Il dittatore utile e i diritti umani sempre per ultimi (di Giulio Gambino)
C’era una volta ‘il dittatore necessario’.
Sia lodato Mario Draghi, premier tutto d’un pezzo, che due giorni fa ha detto le cose come stanno, che nessun altro prima di lui aveva osato pronunciare: Erdogan è un dittatore. Ma pur sempre necessario.
Uno con cui “dobbiamo dialogare, di cui abbiamo bisogno per collaborare, con cui bisogna trovare l’equilibrio giusto”. Non fa una piega. Che tradotto significa fare svolgere a lui il lavoro sporco che noi non vogliamo fare.
E infatti l’Europa ha già dato circa 6 miliardi di euro alla Turchia del dittatore necessario affinché si tenesse in casa propria i migranti che noi qui non vogliamo.
Qualcuno l’ha chiamata realpolitik. Un importante think tank italiano (Ispi) narra così l’impresa di Super Mario in politica estera questa settimana: “È la seconda volta che il premier spiazza tutti dettando la linea dell’Italia… Ora, con la dichiarazione shock di Draghi, anche l’Italia torna a dire la sua nell’intricato scacchiere mediterraneo. A suon di realpolitik à-la-Macron, se necessario”.
Realismo politico che ci riguarda solo quando si parla di immigrazione in Libia e Turchia, e mai quando invece si tratta di perseguire interessi ugualmente primari e strategici come la verità su Giulio Regeni e Mario Paciolla: per loro abbozziamo e basta, ci voltiamo dall’altra parte.
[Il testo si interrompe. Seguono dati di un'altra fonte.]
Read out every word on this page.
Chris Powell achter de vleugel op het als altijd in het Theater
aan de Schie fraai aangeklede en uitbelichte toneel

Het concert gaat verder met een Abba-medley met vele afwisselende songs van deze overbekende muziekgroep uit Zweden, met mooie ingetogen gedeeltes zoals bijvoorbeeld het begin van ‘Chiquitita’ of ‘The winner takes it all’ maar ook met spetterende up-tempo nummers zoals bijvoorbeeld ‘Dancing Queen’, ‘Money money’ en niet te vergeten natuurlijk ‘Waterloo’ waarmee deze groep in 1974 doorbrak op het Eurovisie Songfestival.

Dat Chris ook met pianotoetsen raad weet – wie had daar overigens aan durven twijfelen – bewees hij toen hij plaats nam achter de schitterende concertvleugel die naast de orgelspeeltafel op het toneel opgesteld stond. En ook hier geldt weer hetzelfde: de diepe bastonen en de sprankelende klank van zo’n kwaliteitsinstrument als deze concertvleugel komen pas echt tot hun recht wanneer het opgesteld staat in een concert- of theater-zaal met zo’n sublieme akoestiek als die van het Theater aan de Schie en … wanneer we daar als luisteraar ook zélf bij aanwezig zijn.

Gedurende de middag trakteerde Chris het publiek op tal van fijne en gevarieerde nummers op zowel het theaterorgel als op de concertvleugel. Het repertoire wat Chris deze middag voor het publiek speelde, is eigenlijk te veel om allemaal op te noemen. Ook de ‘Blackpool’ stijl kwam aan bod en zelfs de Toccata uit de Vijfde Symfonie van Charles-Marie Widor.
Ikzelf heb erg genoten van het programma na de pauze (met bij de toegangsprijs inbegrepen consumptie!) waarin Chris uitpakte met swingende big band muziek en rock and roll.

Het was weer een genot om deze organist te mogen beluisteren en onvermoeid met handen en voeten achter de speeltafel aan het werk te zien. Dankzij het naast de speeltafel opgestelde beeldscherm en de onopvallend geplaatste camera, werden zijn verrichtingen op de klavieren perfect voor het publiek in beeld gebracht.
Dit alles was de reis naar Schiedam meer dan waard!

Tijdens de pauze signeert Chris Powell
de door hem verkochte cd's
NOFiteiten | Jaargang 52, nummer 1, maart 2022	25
Fino a che punto è opportuno perseguire una realpolitik se poi nel farlo si rischia di rendere quantomeno ambigui i principi su cui si fonda la nostra democrazia? È giusto che un premier incaricato chiami dittatore un leader eletto dal popolo (pur nel pieno dei suoi soprusi in patria) quando poi quello stesso dittatore serve a pulirci la coscienza per non guardare in faccia la realtà del cimitero dei migranti che è il Mediterraneo?
Del resto qualche giorno prima di aver chiamato Erdogan dittatore (l’avesse fatto chiunque altro ne sarebbe scaturito uno studio approfondito sulle sue conoscenze geopolitiche) Draghi aveva anche ringraziato di persona i libici a Tripoli per i salvataggi dei migranti in mare, quelli che vengono ‘pescati’ dai guardiacoste locali e puntualmente riportati nei lager dove avvengono violenze e atrocità. Senza tra l’altro una parola per il lavoro della Marina Italiana e delle Ong.
Allora, forse, più di tutti ha davvero ragione l’ex ministro dell’Interno Marco Minniti che questa settimana ha spiegato in un’intervista a TPI: “c’è una certa ipocrisia nel parlare di Libia oggi”. È così.